Sales of the Gnosis token originally brought in over 12 million dollars worth of ether. The amount of GNO sold in the Gnosis ICO represents only 5 percent of the tokens created for the project, implying a total market value of nearly $300 million. That’s a lot of money for a project that‘s still this early in the making. In contrast, Augur raised $5 million for 80% of their tokens during their October, 2015 ICO.
It’s not really fair to talk about Gnosis without mentioning Augur. They’re very similar. A full evaluation of Augur is beyond what I’m willing to call the scope of this article right now. As always, the best place to learn is the whitepaper anyhow. But they also have one of the best promo videos I’ve seen. You should also check out their website.

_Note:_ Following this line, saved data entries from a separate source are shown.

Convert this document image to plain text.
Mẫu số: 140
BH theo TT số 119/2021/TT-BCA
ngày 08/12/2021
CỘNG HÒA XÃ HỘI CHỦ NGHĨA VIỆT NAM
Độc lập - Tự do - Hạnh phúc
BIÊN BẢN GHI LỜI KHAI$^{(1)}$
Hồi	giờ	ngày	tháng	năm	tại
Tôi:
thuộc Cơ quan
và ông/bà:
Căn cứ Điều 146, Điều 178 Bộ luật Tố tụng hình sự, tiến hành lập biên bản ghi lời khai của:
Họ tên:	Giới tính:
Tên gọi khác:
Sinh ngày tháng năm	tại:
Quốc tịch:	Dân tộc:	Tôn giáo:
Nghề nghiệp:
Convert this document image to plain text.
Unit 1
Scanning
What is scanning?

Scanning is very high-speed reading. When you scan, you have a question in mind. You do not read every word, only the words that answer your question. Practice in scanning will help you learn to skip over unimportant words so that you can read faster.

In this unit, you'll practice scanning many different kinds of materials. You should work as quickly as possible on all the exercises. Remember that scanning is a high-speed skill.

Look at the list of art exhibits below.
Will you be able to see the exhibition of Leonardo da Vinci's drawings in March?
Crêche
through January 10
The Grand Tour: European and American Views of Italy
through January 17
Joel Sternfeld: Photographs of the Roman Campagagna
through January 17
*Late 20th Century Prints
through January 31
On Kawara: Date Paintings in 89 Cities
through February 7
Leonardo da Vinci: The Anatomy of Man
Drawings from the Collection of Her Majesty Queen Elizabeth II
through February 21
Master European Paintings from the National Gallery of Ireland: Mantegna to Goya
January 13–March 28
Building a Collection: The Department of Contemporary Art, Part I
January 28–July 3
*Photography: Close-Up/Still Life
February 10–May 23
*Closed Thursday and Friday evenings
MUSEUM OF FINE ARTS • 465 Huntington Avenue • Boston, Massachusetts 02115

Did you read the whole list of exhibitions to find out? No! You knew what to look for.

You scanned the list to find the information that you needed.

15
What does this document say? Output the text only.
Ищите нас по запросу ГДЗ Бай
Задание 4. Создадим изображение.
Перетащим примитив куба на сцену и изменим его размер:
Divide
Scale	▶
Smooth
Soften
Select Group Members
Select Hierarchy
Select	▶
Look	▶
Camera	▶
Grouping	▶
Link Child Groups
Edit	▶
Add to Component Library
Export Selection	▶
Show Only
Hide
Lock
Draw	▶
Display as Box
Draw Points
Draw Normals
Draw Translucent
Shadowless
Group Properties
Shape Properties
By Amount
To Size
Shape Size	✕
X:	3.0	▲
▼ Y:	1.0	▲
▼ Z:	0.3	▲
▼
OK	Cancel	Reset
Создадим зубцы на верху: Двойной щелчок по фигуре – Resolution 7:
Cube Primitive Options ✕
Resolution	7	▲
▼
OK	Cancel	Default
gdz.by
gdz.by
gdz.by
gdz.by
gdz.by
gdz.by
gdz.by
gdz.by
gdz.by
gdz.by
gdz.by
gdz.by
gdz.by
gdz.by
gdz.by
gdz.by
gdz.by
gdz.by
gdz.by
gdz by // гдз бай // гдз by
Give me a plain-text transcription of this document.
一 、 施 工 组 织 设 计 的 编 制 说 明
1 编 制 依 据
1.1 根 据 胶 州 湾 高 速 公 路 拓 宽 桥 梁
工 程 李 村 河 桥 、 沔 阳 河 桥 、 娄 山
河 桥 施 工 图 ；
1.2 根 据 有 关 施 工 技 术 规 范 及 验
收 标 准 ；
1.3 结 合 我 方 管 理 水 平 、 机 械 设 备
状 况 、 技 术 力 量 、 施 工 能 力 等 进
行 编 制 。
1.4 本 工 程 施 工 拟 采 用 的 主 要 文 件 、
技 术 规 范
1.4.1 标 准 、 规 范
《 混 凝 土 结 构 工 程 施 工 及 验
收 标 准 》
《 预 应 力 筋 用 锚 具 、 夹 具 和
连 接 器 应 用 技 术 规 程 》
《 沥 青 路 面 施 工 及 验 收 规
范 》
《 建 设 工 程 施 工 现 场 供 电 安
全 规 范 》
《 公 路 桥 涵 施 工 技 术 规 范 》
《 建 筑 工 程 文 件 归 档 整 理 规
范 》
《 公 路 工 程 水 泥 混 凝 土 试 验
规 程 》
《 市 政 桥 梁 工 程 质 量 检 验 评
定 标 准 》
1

It’s not uncommon to ignore the wider ramifications of cryptocurrency. Many still see it as a financial vehicle or a technological oddity. At the heart of these concepts, and their value, is the suspicion, maybe even hope, that the systems that emerge from this evolution may have potential beyond financial gain.
The weight of this concept really comes home when you realize the role that cryptocurrency may play in future markets. When you’re talking about decentralized, programatic currency, the value of creating dynamic monetary systems is most obvious. If I can hold something of value and orchestrate it’s behavior in a specific and reliable fashion, the applications are endless.
Maybe a little less obvious, but prediction markets look very much like the way to inform that behavior, to provide the data that makes money move. If you can predict the future, you can plan for it, maybe even influence it.
It’s one thing to envision the ability to control the flow of value, but the ability for the flow of value to control itself based on real-time data is more disruptive still. What’s more, the real-time data in this case describes public sentiment.
All in all, the coolest thing about these platforms, both Augur and Gnosis, is just that they represent the kind of idea that you just really want to see exist. What happens when the wisdom of the crowd is given economic power?
Martin Köppelmann and Stefan George are college buddies that initially took an interest in developing a decentralized prediction market.
Joseph Lubin is an Ethereum co-founder and early partner.
Matt Liston is a co-founder for the Augur platform who seems to have jumped over to the Gnosis team.